Diamondblue,

Are these the requirements for the one-day per week gifted program at his current school that you mentioned in the OP or are they the requirements for a full-time gifted program? Whichever program they are for, I'd just add that it looks like the school is looking for the typical high-achieving-in-the-classroom student rather than an outside-the-box super-high-IQ type student... so you might find once he gets into the program that it was perhaps *better* than where he's at now but still not *enough*.

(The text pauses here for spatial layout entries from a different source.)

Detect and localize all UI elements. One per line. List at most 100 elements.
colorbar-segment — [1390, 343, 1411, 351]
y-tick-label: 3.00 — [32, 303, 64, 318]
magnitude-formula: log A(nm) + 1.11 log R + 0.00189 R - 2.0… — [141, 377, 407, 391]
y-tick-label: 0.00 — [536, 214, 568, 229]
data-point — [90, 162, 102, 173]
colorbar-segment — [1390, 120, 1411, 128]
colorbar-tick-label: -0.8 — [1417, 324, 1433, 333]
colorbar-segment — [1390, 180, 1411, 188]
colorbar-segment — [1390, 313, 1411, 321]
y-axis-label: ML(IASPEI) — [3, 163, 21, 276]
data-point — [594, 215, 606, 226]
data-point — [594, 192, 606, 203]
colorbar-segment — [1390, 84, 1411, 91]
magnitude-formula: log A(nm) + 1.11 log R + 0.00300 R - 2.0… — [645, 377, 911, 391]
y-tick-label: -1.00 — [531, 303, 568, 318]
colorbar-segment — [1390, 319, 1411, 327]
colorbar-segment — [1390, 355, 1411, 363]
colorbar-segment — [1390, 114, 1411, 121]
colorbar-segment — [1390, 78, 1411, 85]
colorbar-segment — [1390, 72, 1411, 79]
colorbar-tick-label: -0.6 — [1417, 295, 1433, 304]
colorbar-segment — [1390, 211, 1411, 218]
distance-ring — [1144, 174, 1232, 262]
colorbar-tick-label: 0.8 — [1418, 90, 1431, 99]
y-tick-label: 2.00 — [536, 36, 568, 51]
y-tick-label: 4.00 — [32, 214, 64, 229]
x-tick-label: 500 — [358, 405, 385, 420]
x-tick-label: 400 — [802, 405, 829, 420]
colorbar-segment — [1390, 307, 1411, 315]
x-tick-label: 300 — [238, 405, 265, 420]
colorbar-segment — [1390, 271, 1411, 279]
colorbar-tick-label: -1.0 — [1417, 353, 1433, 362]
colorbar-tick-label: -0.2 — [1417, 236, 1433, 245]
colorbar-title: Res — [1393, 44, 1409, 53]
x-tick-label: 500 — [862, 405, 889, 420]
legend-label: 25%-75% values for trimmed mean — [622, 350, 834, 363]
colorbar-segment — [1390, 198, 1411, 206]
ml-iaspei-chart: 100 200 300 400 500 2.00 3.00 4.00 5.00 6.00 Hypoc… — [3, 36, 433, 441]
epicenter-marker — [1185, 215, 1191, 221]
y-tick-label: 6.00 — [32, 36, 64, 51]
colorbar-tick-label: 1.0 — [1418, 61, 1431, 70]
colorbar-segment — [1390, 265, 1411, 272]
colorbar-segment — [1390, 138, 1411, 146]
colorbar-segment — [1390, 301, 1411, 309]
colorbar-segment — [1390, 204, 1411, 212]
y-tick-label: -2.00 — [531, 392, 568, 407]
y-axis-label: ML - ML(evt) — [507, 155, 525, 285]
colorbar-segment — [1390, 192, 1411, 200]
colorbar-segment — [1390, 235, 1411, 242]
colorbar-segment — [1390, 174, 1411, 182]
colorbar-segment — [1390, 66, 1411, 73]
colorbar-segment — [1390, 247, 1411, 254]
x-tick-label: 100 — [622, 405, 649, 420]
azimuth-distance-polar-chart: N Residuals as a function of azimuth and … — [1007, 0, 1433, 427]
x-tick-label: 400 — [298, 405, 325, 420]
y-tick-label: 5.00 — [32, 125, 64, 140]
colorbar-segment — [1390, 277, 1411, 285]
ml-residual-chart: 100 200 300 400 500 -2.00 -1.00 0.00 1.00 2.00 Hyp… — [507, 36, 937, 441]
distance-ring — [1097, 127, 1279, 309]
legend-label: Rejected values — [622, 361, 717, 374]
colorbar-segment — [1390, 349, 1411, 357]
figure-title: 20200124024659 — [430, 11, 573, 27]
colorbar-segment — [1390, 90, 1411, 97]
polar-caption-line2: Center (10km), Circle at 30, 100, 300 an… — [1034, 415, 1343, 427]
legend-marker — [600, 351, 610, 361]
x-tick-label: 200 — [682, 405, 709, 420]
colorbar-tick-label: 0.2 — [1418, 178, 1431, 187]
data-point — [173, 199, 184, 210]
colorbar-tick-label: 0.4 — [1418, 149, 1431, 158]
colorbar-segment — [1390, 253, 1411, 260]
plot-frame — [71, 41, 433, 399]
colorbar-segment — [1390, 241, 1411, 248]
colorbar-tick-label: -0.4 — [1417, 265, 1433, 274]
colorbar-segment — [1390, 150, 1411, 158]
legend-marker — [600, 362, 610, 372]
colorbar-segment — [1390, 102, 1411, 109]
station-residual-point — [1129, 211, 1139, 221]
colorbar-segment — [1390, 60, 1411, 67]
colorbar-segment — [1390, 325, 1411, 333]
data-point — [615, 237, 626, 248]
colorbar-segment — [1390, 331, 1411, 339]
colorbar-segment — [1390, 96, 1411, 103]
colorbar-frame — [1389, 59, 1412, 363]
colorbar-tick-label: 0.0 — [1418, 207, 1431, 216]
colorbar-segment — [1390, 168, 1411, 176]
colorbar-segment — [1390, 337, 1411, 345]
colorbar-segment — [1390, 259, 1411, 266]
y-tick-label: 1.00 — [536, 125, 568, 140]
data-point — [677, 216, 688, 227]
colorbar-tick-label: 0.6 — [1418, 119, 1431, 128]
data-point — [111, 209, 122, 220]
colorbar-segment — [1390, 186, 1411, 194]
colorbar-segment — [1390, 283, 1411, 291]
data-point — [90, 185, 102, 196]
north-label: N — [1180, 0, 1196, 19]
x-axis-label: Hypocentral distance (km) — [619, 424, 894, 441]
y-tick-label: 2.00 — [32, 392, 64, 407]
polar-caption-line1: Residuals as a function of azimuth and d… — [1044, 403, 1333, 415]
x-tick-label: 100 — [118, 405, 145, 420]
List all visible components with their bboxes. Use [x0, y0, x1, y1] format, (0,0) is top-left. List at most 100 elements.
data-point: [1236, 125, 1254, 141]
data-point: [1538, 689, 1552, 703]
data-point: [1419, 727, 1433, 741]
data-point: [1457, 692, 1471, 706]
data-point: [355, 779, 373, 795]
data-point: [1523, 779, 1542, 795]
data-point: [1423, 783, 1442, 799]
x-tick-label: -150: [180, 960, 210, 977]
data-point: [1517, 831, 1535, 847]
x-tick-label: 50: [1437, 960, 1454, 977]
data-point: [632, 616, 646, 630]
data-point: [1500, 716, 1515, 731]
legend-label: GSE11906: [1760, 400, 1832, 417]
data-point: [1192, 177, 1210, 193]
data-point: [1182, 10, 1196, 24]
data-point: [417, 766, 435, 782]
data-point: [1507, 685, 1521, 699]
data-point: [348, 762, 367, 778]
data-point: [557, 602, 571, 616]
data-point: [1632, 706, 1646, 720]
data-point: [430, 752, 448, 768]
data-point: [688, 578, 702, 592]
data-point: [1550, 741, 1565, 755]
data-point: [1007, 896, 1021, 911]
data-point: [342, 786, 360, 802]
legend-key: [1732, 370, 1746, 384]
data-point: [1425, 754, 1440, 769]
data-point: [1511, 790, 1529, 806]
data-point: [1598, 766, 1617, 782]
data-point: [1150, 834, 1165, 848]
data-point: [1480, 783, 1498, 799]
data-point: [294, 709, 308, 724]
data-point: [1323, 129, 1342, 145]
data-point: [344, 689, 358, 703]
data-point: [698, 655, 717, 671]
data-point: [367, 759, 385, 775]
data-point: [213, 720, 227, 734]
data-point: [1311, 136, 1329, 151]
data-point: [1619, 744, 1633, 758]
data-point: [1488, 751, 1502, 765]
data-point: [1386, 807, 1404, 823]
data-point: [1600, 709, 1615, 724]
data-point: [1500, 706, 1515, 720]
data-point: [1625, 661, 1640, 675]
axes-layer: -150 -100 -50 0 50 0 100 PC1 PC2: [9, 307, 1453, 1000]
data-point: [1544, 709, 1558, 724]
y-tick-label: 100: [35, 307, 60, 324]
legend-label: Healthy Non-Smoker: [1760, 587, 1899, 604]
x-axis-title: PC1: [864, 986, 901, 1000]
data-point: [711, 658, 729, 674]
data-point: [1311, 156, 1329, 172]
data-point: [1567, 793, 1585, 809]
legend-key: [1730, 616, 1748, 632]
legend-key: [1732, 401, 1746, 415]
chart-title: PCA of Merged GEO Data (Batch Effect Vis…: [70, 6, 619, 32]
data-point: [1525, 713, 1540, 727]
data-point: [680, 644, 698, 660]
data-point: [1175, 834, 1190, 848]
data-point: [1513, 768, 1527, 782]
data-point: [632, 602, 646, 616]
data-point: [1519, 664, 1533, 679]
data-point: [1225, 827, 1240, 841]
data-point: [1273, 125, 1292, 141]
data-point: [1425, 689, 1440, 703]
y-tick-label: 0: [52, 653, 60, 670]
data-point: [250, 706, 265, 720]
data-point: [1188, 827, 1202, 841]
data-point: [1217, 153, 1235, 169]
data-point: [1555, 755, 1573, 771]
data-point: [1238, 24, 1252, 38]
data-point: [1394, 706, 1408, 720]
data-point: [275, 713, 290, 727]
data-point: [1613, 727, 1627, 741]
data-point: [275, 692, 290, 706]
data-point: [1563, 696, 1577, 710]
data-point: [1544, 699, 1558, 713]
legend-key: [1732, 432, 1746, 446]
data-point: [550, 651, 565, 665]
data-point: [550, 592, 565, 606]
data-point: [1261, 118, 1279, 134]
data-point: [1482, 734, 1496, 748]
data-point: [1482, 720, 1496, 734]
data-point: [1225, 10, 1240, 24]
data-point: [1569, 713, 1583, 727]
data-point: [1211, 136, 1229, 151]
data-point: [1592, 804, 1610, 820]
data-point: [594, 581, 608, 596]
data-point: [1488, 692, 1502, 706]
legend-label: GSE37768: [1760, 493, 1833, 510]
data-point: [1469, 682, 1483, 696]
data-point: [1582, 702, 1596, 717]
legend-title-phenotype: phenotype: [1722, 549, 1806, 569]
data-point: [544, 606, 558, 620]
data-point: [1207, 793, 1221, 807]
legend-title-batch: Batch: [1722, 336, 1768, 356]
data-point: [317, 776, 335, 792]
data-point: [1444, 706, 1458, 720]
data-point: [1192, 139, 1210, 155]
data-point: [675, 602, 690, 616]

I can empathize completely with the situation you are in - we've been in that very same place, and had a tough time in early elementary getting a teacher recommendation for our ds to be considered for our local gifted program. Our is 2e so that's part of the issue that was up here, but really - now that he's older and has accommodations for the 2e issues etc in place - he still doesn't really "look" like that super-eager-to-get-straight-As high-achieving student that is also friendly, cute, adorable and all that. I'm not trying to sound snarky here either - that is basically the description of what our school district's elementary school teachers were looking for in referring kids for gifted screening. We did successfully advocate for our ds to be id'd as gifted... but ultimately we realized that we were getting a label but not getting what ds needed, and we gave up on our local public schools. We didn't have an HG program here offered outside of the public schools, but the school we landed in ultimately worked much better for our ds anyway, because they are willing to differentiate based on ability, it's a small school with an interesting, challenging, creative and fun curriculum, and most importantly - the teachers genuinely *like* our ds and they care enough to be interested in his deep thoughts and out-there ideas. Having a teacher who cares has meant more to ds than any type of gifted program could ever have. Ideally the teacher and program would come together - but when things aren't working, it's time to consider what your alternatives are.

Best wishes,

polarbear

eta - fwiw, I wanted to add, I think you have a very strong case for an appeal. I'd include work you have for his portfolio, as well as a recommendation from any other adults who know your ds well (preschool teacher, piano teacher, whoever...).

Last edited by polarbear; 05/16/13 01:42 PM.